Le Courrier | Après Calais, une jungle à Côme?

Le canton du Tessin réagit à l’état d’urgence que connaît la frontière sud depuis environ un mois: il a annoncé mercredi l’ouverture d’un centre provisoire à Rancate. La nouvelle structure accueillera – mais pour une seule nuit seulement! – des migrants qui seront ensuite refoulés en Italie.

Editorial de Philippe Bach, publié dans Le Courrier, le 11 août 2016. Cliquez ici pour lire l’éditorial sur le site du Courrier.

La situation devient extrêmement préoccupante: près de 500 migrants s’entassent en effet à Côme. L’entrée de la Suisse leur est refusée et l’Allemagne fait pression pour que notre pays bloque leur transit.

On n’en est pas encore au stade de la jungle de Calais. Mais l’absurdité du système Schengen-Dublin devient de plus en plus criante, tandis que l’Europe voit mis à mal l’accord passé avec la Turquie pour tenter de contenir ces flux migratoires.

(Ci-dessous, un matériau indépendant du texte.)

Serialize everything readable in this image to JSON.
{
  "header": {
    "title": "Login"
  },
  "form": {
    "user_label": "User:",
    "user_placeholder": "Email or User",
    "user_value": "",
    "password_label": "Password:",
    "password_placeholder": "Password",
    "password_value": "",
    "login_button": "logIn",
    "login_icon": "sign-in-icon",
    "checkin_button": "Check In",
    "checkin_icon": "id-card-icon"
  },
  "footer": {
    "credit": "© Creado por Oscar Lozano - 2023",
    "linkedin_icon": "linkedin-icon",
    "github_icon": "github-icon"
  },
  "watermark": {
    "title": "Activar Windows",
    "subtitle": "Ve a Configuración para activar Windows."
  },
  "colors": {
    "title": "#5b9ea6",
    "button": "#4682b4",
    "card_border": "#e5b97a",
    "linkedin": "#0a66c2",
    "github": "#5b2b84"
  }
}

Cette manière de se cramponner à un juridisme étroit et suranné n’offre aucune perspective. Parce que cette logique est celle d’une Europe-forteresse barricadée sur elle-même et que, précisément, son équilibre a volé en éclats avec la crise au Proche-Orient et en Afrique.

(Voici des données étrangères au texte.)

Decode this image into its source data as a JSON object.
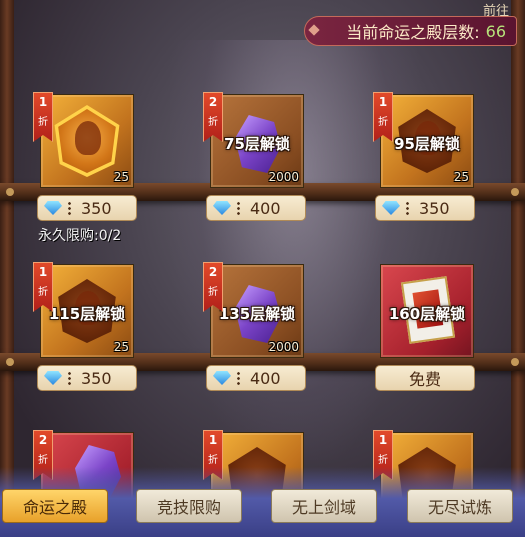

Cela nous fait perdre de vue l’objectif qui devrait être le nôtre: venir en aide à une population sinistrée, jetée sur la route de l’exil par la guerre, la violence politique ou l’absence de projets d’avenir.

Tout est fait pour décourager la venue de ces damnés de la terre. Comment expliquer, sinon, que le nombre de demandes enregistrées par le Secrétariat d’État aux migrations baisse? Alors que l’été est traditionnellement propice aux tentatives de franchir la Méditerranée? Depuis le début de l’année, quelque 8298 personnes* ont été refoulées aux frontières du pays, contre 3526 durant la même période de l’année précédente.

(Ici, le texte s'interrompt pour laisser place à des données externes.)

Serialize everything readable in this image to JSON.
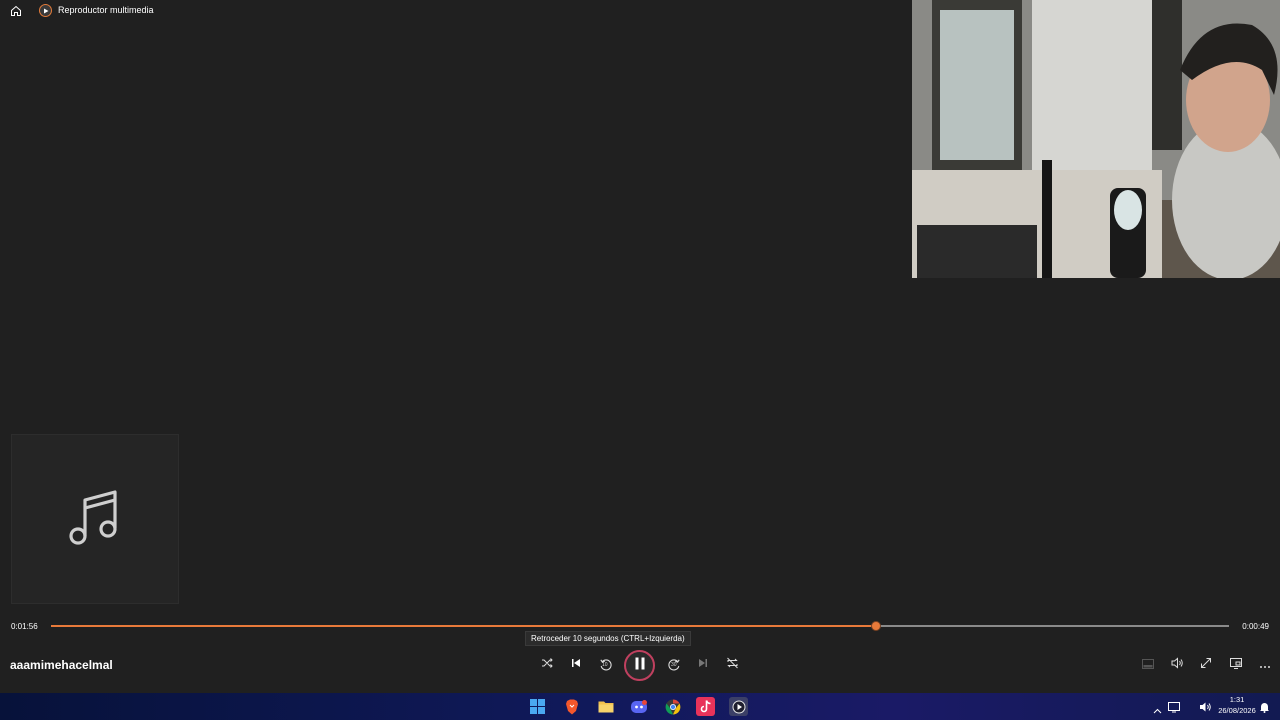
{
  "app": {
    "title": "Reproductor multimedia"
  },
  "player": {
    "track_title": "aaamimehacelmal",
    "elapsed": "0:01:56",
    "remaining": "0:00:49",
    "progress": 0.7,
    "tooltip": "Retroceder 10 segundos (CTRL+Izquierda)",
    "skip_back_label": "10",
    "skip_forward_label": "30"
  },
  "icons": {
    "home": "home-icon",
    "app": "media-player-icon",
    "album_placeholder": "music-note-icon",
    "shuffle": "shuffle-icon",
    "previous": "previous-icon",
    "skip_back": "skip-back-10-icon",
    "pause": "pause-icon",
    "skip_forward": "skip-forward-30-icon",
    "next": "next-icon",
    "repeat": "repeat-off-icon",
    "miniplayer": "miniplayer-icon",
    "volume": "volume-icon",
    "fullscreen": "fullscreen-icon",
    "cast": "cast-icon",
    "more": "more-icon"
  },
  "taskbar": {
    "apps": [
      "windows-start-icon",
      "brave-browser-icon",
      "file-explorer-icon",
      "discord-icon",
      "chrome-icon",
      "tiktok-icon",
      "media-player-icon"
    ],
    "time": "1:31",
    "date": "26/08/2026"
  },
  "colors": {
    "accent": "#e87a3a",
    "background": "#202020"
  }
}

Nous publions dans cette édition une interview de la députée tessinoise socialiste Lisa Bosia Mirra, qui estime à une centaine de cas le nombre personnes bloquées à la frontière tessinoise et empêchées de déposer une demande d’asile.

Toute cette énergie pourrait être employée de manière plus humaine et plus constructive. Mais il est vrai que le climat politique délétère qui règne en Suisse et dans les pays voisins encourage les politiques au front bas et aux idées obtuses.

Dans quelques années, nous peinerons à expliquer comment nous en sommes arrivés là.

*Note de Vivre Ensemble: Il s’agit de « cas » et non de « personnes ». En effet, le corps des gardes frontières suisse tient la comptabilité du nombre de passages et non pas du nombre de personnes ayant traversé la frontière. Ce qui signifie qu’une personne qui ferait plusieurs tentatives d’entrées sur le territoire suisse serait comptabilisée plusieurs fois. Pour en savoir plus, voir notre décryptage: « Pertinence de l’utilisation du terme « illégal » dans le domaine migratoire« , 26.07.2016.

Suite a notre intervention, le Courrier a modifié l’article en écrivant « quelque 8298 cas de refoulements ont été recensés« .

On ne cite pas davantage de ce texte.